Publication Date : 12-06-2012


Foreign tour operators acknowledged that Thailand's popularity is on the rise and that it still remains a favourite regional destination, but they say problems in the Kingdom remain widespread and stand to hurt tourist sentiment.

These problems include political uncertainty, cheating practices among service operators and illegal taxi drivers who not only charge higher fares but also behave badly with foreigners. Some operators are calling on the government to find solutions for this before the country loses its good image.

The tour operators from India, Russia and China were speaking at Thailand Travel Mart Plus 2012 held by the Tourism Authority of Thailand (TAT) last week. More than 473 tour agencies from 60 countries participated in the event.

Sameer Whig, director of New Delhi-based Samaara Travels, said the Kingdom remained popular as a holiday destination, with the number of Indians coming to Thailand rising annually thanks to a booming economy. Last year alone, his firm brought 4,000 people here.

Though the most popular destinations are Bangkok and Pattaya, Koh Samui, Chiang Mai and Phuket are also catching up. Most travellers from India come here for the nightlife, shopping and leisure activities, with travel packages costing at least US$500 (15,900 baht) for about six to seven nights on average.

Whig said his clients complained about having trouble with local service operators, especially from criminal gangs in Pattaya. For instance, he said, tourists rent jet skis from local operators but end up paying large amounts for damage that they have allegedly made to the equipment.
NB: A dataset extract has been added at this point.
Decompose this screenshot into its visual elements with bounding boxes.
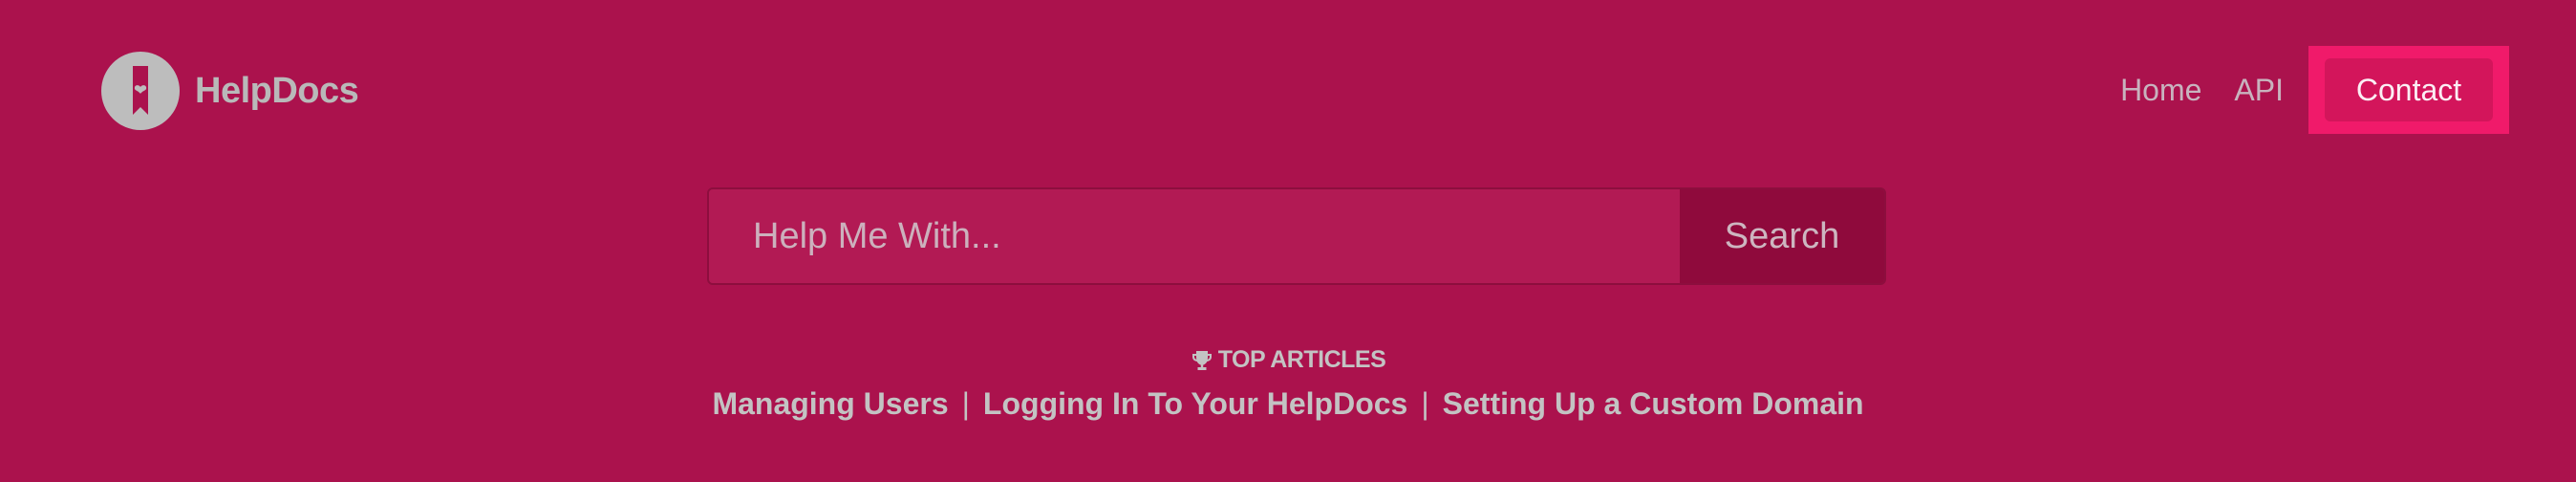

He said these jet-ski operators worked hand-in-hand with the tourist police. He also complained about illegal taxi drivers harassing tourists at Suvarnabhumi International Airport.

Liu Feng, CEO of Yunnan Comfort Tourism Group, said his company's biggest problem was that local operators did not provide services according to the agreements signed. He said the government should set service standards.

TAT has been working hard to standardise the tourism industry by classifying the quality of service provided by local operators, ranging from food to hotels. It is most likely that local operators might have downgraded their services, resulting in them breaking their agreements with the Chinese tour operators, a source said.

Last year, his company brought 100,000 Chinese tourists to Thailand and this number is expected to grow by 5 to 10 per cent. The major destinations for Chinese tourists are Bangkok and Pattaya, with Phuket, Chiang Mai and Krabi fast catching up.

Kondratyuk Ksienia, manager of Primoravtotrans based in Moscow, said the biggest problem her clients faced was the lack of information in the Russian language, which prevented them from exploring new places in the country. She said most tourists from Russia booked two-week package tours to Thailand, Singapore and Malaysia, and many visited the Kingdom to enjoy the beaches.